A second presentation to Council came from Fire Chief Brad LeMaich and Chris Carrier, of the company Fire Marque. Fire Marque is a Canadian company which recovers money from insurance companies for Fire Department Service Charges from structural fires. There are many things used in fighting a fire which are not reusable by the department. Things such as oil spill absorbents, foam, and even wear and tear on equipment. Most insurance company policies have money set aside in the policy to pay for Department Service Charges, however they are not often relinquished. They can range from $1,000 to $25,000 or perhaps more, depending upon your policy. As an indicator, under provincial legislation, Fire Departments are able to recoup these fees for vehicular incidents and Chief LeMaich stated that currently they collect between $40,000 and 60,000 annually. Fire Marque, collects these funds, from the insurance company and returns them to the fire department on a 30/70 split, with the department receiving the lions share. Chris indicated that the potential return for the fire department, could be in the millions of dollars over time. This obviously, would help reduce the cost of funding the department for the Town.

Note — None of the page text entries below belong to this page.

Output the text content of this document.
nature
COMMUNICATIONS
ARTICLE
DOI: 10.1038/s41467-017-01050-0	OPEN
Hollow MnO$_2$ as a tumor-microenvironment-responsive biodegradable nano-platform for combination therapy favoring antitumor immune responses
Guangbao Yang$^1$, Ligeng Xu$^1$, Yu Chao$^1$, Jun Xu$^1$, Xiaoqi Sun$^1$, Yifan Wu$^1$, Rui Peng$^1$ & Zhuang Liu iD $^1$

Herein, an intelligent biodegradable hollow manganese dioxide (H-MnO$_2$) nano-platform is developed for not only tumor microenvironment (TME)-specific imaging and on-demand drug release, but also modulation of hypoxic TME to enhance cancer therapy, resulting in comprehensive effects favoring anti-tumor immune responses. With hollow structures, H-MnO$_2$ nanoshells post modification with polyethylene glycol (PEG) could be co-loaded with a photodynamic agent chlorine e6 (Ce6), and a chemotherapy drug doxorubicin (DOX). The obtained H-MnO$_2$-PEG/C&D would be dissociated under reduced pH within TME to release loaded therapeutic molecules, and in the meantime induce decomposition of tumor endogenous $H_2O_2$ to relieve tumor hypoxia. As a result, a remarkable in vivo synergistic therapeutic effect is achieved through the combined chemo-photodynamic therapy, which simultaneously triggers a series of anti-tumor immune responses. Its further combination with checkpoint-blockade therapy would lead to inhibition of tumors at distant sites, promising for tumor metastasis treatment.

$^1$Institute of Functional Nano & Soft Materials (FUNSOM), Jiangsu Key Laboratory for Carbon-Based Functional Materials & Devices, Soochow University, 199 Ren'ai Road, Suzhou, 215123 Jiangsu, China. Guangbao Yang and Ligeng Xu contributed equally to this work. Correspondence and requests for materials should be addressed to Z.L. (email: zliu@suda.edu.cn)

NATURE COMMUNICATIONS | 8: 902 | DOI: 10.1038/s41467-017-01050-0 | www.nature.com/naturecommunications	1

How the process works, is quite simple. The Fire Department submits a standard Incident Report to Fire Marque. Fire Marque then reviews it, contacts the insurance company involved and tries to recover the funds. If no funds exist, or if they are unable to recover money, the file is returned to the department and no bill is presented fr the 30%. If money is recovered, 70% of it is returned to the Fire Department which can then allocate those funds accordingly. The funds may be used for Public Education, Firefighter Training or Capital Purchases. Since these funds are a natural part of the insurance policies, accessing them will not increase the insurance premiums and there are no deductible charges for this coverage.

As far as Fire Marque knows, they are the only company in Canada supplying this service and they have the experienced personnel and the experience to handle the job. There is a famous quote from oil well firefighter Red Adair, which pretty much sums up this fact. It goes, “ If you think hiring a professional is expensive, try hiring an amateur! “ Insurance companies are not easy to deal with and most municipalities do not have the time , the staff or the expertise to do this job themselves. FireMarque currently service over 140 municipalities, with no complaints.

In other business, the CAO gave her report on the OPP costing, stating that of the 11 steps outlined ninth OPP Guide to costing, Shelburne is currently at step four and expect to see a new costing presentation in May of this year. Barring some unforeseen circumstance, there will not be any consultants hired to review this costing. There will be a public consultation associated with this costing and the online engagement process will commence on March 23rd. It is expected that the public meeting will fall within two weeks of the presentation of the OPP costing. Although Council has up to six months to respond to the costing, it is expected that they will not take that much time with this second costing process, as there is really no other alternative considering recent events. 

Shelburne has recently received a Gold award for it's new website, from the Association of Marketing and Communication Professionals. The Town also received a letter of commendation from the Chief of Emergency Management in Ontario, for their total compliance with the guidelines of the Ministry of the Solicitor General. Finally, the EDC has asked Council to approve the appointment of Tammy Austen, Dories Bouma, Lorna Hashem and Dan Sample to the Shelburne EDC, which they have done.